Classic Lanes, Tonawanda NY

Classic Lanes is about to close. It’s almost midnight and things are getting weird. 

A woman is screaming. Repeating the phrase:

“I work hard for my motherfuckin’ money.” 

“I work hard for my motherfuckin’ money.” 

It’s a patron, and something in her has snapped. A critical connection now unhinged. A live wire. Slithering, whipping, crackling and shocking her way across the black outer space carpet. There is a white hot fire inside her and she wants the blaze to be seen and felt by everyone. Her purse at her elbow, her hand beating her own chest. It’s a full-blown public melt down at the shoe rental. 

I can see the indifferent look on the worker’s face behind the counter. The screaming woman must be a regular. Something is painfully clear: the staff at Classic Lanes work hard for their motherfuckin’ money too. 

The worker ignores her and performs his final duties behind the counter. Surrounded by a giant tan panel of vintage switches and levers, He looks like a commander of some strange, outdated, and forgotten spaceship. Drifting in the dangerous outer orbits of the American empire, surrounded by space junk, aliens, and buckets of Molson Canadian. 

Classic lanes may be an old starliner, but her software is fully updated. She is a beautiful blinking and sputtering neon light still open for business in a floating scrapyard which is slowly and imperceptibly drifting towards oblivion. 

Tonight was league play and the hundreds of patrons have just vanished. For the remaining staff, the mission is over and the jets have cooled. All there is left to do is watch video transmissions on their private screens, eat the freeze dried chow, and wait for the stragglers to finish their games. 

“I work… HARD… for my motherfuckin’ money”

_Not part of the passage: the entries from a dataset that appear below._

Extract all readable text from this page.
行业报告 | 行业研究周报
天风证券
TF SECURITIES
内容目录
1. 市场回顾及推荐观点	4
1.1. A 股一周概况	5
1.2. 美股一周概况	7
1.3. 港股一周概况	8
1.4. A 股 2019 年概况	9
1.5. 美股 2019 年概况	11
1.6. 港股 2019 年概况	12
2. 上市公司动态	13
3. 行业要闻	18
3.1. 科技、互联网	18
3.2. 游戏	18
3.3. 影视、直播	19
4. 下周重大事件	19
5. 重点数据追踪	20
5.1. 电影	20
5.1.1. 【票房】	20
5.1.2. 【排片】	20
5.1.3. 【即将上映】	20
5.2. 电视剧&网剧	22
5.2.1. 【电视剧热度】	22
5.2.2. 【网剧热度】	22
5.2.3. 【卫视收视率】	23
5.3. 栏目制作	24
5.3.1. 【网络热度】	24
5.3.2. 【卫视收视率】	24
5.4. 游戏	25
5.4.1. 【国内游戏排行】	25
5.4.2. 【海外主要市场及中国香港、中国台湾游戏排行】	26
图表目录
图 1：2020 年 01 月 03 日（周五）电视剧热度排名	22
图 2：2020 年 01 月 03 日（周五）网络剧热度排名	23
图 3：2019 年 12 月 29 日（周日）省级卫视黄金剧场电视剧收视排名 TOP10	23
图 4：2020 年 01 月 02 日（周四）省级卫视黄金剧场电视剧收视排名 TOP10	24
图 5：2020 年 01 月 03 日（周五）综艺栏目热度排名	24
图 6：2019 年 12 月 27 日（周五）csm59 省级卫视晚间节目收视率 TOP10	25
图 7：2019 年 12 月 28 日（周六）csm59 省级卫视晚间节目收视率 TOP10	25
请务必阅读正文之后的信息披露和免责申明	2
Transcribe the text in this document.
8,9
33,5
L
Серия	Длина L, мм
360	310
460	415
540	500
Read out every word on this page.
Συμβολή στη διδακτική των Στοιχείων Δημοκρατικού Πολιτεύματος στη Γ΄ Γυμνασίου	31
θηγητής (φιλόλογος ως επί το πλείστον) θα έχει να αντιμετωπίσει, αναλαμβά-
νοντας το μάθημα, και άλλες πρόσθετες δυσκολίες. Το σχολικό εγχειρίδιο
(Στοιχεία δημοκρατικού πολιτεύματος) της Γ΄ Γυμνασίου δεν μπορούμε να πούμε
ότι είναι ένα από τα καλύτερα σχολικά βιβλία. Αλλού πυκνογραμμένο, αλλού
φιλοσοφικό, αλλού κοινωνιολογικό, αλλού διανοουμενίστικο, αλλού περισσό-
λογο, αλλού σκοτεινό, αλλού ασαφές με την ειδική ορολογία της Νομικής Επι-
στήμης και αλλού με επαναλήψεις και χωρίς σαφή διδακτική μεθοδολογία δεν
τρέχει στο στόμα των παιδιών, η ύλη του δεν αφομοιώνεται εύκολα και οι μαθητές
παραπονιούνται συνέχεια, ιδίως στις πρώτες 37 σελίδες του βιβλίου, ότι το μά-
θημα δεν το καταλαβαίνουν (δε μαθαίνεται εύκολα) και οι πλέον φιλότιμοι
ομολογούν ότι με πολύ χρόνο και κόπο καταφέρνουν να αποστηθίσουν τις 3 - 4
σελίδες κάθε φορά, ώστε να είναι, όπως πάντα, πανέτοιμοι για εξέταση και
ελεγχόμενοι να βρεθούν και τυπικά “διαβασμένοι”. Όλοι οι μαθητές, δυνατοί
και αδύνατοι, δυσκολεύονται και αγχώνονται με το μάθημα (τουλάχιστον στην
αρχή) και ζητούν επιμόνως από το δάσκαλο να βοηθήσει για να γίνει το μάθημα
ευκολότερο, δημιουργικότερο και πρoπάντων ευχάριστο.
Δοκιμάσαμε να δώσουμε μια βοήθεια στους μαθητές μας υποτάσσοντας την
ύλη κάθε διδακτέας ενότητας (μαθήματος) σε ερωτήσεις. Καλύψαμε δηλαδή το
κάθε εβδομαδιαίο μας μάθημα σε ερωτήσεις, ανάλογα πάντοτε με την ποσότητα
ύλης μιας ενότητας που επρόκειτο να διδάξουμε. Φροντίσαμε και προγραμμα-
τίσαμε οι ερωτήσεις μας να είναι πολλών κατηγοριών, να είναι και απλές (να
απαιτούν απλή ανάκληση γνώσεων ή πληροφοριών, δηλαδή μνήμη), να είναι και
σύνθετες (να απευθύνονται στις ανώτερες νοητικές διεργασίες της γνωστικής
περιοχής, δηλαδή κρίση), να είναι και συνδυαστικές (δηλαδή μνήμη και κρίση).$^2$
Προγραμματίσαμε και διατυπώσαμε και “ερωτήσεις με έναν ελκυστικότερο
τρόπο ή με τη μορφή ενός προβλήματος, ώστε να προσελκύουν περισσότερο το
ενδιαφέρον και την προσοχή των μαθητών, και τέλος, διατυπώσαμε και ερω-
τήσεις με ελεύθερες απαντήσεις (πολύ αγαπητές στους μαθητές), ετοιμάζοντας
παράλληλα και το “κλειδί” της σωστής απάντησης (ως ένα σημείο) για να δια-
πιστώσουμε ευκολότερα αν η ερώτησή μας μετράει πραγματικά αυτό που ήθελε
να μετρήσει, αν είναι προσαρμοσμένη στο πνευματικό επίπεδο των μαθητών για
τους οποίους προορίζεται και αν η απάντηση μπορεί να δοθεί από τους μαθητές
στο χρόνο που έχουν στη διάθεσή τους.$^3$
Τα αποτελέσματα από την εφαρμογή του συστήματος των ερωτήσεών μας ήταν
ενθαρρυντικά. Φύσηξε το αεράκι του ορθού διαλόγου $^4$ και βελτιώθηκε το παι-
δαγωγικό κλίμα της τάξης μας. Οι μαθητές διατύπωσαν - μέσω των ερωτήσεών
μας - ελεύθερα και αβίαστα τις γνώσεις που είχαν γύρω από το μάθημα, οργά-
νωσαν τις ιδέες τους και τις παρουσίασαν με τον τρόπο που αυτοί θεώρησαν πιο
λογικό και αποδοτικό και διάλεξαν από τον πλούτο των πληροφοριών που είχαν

The boys and I watch the pathetic scene, we don’t have a choice, it has spilled over to the lane beside us. It is a family and they are dizzy with some sort of soul-tiredness that I can’t articulate. I’m certain that they are younger than me, but their sunken eyes look aged. A lack of love has dug a bottomless pit and they are pouring bottom shelf gin into it, hoping for the best. 

The pain of my neighbors has made me acutely aware of my own. I look at my friends. They are uneasy too. We’re all out here, strapped to a cruel wheel of fortune, waiting for the arrow to hit us in the dick with the words, BANKRUPT, CANCER, or HEMORRHOIDS. 

The universe is a dangerous place and nobody makes it out alive. That being said, please have some tact and grace. If you go bankrupt or have hemorrhoids, don’t drink so much that you end up screaming about it and showing the entire bowling alley . It’s abnormal.